The Italian Renaissance art of the late 15th and early 16th century is the period’s most famous output. Leonardo da Vinci (1452–1519), Michelangelo Buonarroti (1475–1564), and Raphael Sanzio (1483–1520) are the canonical High Renaissance figures, all working in Florence and Rome during the same generation. The Sistine Chapel ceiling (Michelangelo, 1508–1512) and the Mona Lisa (Leonardo, c. 1503–1519) are the most-reproduced images of the period.

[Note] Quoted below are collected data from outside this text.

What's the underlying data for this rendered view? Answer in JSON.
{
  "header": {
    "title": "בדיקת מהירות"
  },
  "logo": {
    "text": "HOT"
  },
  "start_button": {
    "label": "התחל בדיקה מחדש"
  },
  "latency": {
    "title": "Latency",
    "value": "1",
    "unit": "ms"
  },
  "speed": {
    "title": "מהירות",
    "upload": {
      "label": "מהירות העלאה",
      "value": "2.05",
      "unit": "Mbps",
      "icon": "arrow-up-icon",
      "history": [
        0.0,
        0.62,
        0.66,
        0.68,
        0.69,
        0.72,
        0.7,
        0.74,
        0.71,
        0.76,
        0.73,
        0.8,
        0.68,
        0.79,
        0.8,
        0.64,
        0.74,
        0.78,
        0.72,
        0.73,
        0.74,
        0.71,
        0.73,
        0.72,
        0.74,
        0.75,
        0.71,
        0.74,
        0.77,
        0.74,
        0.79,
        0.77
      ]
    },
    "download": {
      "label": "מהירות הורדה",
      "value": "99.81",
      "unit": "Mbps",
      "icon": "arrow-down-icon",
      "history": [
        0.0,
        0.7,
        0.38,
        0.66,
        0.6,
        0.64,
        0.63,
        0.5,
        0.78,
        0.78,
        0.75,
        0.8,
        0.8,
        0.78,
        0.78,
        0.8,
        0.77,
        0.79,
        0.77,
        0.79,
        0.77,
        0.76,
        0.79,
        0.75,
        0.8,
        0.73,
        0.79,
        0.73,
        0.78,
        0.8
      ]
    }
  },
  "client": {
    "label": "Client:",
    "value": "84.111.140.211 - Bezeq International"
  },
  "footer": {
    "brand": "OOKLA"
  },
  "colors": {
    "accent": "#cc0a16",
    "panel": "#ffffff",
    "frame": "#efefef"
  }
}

Science and the Reformation

The Renaissance also produced the foundations of the Scientific Revolution — Copernicus (1473–1543), Tycho Brahe (1546–1601), Kepler (1571–1630), and Galileo (1564–1642) all worked in the late Renaissance. The period also produced the Reformation, Martin Luther’s 1517 break from the Catholic Church, which would reshape European politics and religion for the following two centuries.

The Northern Renaissance

The cultural movement spread from Italy to the Low Countries, Germany, France, and England across the 15th and 16th centuries. The Northern Renaissance is associated with figures including Jan van Eyck and Hieronymus Bosch in the Low Countries, Albrecht Dürer in Germany, Erasmus of Rotterdam (the most prominent humanist of the early 16th century), and William Shakespeare in England (a generation later than the Italian peak).

What ended it

The Renaissance is conventionally said to have ended around 1600. The Reformation had by then produced sustained religious warfare across Europe. The Italian city-states had been politically eclipsed by the rising centralised monarchies of Spain, France, and England. The cultural movement transitioned into what is now called the Baroque period — broadly continuous in personnel but tonally different. Galileo, who lived until 1642, is often described as the last great Renaissance figure and the first great modern scientist.